While men's football is the most widely followed sport in Ghana, the national women's football team is gaining exposure, participating in the FIFA Women's World Cup and the CAF Women's Championship. The Ghana women's national football team is known as the Black Queens, while the Ghana national women's under-20 football team is called the Black Princesses.

There are several club football teams in Ghana, which play in the Ghana Premier League and Division One league, both managed by the Ghana Football Association. Notable among these are Accra Hearts of Oak SC and Asante Kotoko, which play at the premier league level and are the dominant contenders in the tournament.

Prominent football players recognized at the international level include Tony Yeboah, Michael Essien, Kevin-Prince Boateng, Emmanuel Agyemang-Badu, Abedi Pele, Asamoah Gyan, Anthony Annan, Quincy Owusu-Abeyie, John Pantsil, Samuel Osei Kuffour, Richard Kingson, Sulley Muntari, Laryea Kingston, Stephen Appiah, André Ayew, John Mensah and Dominic Adiyiah.

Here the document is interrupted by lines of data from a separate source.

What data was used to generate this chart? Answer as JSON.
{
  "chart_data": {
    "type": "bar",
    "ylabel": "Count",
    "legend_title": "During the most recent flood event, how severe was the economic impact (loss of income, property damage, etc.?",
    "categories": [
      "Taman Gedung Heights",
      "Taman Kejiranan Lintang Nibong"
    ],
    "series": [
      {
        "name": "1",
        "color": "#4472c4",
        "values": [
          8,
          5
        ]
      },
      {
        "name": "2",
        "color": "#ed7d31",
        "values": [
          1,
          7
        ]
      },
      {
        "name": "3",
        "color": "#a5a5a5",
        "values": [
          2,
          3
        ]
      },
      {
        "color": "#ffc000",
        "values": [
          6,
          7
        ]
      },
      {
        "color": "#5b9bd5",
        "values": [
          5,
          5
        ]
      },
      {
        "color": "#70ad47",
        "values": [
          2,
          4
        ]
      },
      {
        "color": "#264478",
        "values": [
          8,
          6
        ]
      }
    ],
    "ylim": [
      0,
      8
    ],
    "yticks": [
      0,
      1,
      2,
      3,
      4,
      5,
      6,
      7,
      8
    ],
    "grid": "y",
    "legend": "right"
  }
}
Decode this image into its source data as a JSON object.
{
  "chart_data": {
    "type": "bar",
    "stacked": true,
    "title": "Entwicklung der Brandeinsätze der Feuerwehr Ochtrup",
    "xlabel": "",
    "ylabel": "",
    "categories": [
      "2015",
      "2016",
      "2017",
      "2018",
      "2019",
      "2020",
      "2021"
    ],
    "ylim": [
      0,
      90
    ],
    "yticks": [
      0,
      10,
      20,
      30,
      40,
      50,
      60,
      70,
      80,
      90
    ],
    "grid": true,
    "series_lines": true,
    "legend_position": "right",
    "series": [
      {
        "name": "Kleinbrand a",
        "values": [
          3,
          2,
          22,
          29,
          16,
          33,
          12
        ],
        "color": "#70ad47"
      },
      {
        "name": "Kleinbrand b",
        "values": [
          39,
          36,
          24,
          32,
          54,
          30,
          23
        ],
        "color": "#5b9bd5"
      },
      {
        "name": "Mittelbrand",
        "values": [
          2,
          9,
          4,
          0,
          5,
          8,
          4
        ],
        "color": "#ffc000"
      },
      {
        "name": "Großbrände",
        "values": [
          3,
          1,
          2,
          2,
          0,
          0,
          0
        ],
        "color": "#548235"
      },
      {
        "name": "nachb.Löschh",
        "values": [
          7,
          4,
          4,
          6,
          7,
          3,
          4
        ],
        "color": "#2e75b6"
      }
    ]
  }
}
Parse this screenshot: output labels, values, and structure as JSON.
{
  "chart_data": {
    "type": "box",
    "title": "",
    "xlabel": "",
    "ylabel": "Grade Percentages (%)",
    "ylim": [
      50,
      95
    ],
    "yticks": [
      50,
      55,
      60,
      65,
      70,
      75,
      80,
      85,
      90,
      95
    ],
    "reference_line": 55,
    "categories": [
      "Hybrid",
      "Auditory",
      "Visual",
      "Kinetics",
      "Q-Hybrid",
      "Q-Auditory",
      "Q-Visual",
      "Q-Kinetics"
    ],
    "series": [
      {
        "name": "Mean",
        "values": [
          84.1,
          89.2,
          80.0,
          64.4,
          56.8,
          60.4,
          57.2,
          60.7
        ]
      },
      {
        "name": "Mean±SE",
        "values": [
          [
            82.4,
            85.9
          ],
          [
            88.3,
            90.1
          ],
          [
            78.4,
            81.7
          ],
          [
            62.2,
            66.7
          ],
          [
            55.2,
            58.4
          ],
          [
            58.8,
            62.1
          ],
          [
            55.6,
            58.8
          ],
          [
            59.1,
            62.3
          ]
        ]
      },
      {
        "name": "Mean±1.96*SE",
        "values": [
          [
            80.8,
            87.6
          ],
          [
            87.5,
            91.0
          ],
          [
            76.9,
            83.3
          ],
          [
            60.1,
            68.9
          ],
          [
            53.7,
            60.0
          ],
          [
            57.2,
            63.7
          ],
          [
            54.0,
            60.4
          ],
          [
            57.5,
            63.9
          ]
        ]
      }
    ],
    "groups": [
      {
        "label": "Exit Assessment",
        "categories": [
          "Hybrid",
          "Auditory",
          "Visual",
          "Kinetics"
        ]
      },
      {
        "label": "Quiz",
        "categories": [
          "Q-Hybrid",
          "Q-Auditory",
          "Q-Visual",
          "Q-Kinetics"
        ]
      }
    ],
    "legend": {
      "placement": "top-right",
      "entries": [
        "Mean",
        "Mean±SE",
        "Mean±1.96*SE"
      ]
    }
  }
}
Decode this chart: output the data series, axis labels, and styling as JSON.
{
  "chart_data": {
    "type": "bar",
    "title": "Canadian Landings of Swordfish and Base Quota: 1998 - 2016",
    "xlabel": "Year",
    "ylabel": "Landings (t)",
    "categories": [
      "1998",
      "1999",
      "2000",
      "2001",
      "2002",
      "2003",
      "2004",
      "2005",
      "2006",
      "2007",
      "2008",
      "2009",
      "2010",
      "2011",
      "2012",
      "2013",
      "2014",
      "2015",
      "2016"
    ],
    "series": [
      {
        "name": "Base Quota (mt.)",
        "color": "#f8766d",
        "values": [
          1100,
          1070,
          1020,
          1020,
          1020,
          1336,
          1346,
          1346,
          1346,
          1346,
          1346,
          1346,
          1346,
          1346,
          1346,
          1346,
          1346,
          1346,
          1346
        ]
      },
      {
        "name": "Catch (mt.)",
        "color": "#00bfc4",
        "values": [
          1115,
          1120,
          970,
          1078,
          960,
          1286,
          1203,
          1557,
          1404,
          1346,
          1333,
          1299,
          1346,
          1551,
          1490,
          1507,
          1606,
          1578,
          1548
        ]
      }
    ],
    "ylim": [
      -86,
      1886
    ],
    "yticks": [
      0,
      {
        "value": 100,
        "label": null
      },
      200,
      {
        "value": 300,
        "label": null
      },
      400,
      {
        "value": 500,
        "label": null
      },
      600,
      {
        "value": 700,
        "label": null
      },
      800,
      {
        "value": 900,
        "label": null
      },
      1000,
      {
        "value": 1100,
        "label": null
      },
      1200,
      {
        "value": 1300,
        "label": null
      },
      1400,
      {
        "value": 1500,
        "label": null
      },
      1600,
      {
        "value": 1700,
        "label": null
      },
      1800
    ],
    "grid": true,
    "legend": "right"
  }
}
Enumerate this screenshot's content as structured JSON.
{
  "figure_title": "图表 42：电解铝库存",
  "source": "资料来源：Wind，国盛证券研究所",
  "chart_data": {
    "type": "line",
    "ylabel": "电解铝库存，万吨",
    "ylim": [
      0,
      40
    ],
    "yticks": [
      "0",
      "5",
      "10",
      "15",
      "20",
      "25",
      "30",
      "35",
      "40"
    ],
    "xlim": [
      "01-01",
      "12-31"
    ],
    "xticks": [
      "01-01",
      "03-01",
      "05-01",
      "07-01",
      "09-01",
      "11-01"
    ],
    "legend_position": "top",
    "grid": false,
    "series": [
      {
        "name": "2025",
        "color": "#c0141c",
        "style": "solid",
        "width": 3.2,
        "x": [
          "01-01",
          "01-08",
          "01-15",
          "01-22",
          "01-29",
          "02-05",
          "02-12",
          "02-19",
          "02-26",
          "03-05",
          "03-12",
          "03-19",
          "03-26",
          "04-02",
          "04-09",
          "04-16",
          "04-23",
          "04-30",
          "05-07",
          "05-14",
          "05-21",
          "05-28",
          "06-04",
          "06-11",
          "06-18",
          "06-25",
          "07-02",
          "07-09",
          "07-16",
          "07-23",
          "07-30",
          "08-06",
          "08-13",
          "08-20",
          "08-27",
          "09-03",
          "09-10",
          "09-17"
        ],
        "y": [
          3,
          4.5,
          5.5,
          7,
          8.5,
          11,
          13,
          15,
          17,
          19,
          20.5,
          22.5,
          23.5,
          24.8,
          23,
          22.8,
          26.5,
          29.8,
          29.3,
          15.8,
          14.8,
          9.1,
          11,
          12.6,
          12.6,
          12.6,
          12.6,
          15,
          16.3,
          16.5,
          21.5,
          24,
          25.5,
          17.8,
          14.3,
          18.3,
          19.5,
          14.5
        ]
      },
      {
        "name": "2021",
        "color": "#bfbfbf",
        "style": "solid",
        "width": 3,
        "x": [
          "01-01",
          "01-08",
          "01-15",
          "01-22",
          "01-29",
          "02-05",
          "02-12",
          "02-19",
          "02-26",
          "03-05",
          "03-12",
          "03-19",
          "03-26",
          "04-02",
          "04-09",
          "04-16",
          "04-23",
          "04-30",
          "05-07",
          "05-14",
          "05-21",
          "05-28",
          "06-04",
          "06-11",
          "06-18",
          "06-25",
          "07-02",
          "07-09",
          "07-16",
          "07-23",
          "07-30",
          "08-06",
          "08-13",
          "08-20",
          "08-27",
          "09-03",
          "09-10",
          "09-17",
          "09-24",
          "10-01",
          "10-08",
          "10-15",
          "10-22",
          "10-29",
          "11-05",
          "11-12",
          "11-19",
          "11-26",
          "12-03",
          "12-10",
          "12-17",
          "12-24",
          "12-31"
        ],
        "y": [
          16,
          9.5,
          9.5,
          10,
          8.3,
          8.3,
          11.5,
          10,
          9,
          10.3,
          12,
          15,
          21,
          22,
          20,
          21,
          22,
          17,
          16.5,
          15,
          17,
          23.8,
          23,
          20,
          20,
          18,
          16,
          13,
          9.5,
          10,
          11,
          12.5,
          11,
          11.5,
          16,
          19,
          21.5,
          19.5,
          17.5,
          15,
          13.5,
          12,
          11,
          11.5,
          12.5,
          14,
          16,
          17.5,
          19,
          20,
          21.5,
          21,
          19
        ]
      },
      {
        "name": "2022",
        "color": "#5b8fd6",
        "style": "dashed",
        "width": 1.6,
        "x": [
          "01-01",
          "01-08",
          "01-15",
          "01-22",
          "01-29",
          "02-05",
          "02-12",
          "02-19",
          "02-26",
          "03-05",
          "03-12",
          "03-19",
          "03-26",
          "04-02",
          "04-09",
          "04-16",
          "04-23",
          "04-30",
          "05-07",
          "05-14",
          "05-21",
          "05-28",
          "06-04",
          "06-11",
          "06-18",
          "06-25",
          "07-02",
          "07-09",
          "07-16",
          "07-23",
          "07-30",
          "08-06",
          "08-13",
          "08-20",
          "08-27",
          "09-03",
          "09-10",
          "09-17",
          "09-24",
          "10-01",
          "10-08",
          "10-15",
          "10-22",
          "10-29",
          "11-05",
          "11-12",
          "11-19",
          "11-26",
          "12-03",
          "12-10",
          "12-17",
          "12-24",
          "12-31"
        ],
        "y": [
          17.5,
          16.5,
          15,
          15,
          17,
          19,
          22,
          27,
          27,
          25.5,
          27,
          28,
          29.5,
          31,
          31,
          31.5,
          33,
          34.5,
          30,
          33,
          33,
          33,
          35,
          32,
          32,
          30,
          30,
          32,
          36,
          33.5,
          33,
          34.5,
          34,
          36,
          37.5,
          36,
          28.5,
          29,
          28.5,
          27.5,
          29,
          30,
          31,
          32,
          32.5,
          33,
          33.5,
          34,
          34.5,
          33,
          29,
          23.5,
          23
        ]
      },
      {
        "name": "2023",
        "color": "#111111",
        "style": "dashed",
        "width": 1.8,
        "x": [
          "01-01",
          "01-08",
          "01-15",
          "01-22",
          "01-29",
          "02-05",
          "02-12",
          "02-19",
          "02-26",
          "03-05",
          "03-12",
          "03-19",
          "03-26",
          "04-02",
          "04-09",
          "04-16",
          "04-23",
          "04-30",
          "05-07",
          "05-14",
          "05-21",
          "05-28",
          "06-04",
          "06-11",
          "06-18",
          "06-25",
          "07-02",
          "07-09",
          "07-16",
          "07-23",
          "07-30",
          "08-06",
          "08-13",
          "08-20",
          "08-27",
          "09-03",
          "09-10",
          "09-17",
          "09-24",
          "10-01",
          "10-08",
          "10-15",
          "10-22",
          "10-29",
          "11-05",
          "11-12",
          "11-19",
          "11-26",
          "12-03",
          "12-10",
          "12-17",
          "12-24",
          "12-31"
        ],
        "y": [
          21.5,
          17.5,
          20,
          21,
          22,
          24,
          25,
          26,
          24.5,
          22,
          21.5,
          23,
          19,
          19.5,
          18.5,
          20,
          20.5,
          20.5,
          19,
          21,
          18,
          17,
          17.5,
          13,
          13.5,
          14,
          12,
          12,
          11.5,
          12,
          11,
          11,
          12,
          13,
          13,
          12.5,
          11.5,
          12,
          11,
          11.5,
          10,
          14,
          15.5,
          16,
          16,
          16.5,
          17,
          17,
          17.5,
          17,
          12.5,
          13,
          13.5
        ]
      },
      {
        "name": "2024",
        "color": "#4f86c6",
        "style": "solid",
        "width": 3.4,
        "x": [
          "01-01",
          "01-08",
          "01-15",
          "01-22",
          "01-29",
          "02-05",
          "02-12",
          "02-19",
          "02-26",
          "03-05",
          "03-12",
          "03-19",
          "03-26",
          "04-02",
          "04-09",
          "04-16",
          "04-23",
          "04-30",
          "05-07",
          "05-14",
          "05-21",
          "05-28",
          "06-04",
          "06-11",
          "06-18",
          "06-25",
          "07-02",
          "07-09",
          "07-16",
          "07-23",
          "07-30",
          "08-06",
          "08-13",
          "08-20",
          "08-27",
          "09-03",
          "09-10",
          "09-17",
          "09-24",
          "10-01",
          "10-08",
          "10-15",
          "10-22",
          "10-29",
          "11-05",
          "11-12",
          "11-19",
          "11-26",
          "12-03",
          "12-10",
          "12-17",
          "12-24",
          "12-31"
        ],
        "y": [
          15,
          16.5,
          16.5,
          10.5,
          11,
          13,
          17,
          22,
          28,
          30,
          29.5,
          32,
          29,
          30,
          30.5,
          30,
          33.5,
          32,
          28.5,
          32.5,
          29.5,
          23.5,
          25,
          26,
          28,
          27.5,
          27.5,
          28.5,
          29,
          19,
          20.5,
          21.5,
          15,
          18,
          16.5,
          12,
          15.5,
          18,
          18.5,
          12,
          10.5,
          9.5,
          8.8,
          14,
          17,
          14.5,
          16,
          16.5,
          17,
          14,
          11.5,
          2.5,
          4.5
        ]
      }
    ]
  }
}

Ghana is also the birthplace of World Wrestling Entertainment Wrestler Kofi Kingston (born Kofi Sarkodie-Mensah), who is wrestling on the Smackdown brand. Also is Kwame Nkrumah-Acheampong who competed in the Vancouver Winter Olympics. There have also been quite a few quality boxers produced such as Azumah Nelson a three-time world champion, Nana Yaw Konadu also a three-time world champion, Ike Quartey, as well as boxers Joshua Clottey and IBF bantamweight champion Joseph Agbeko.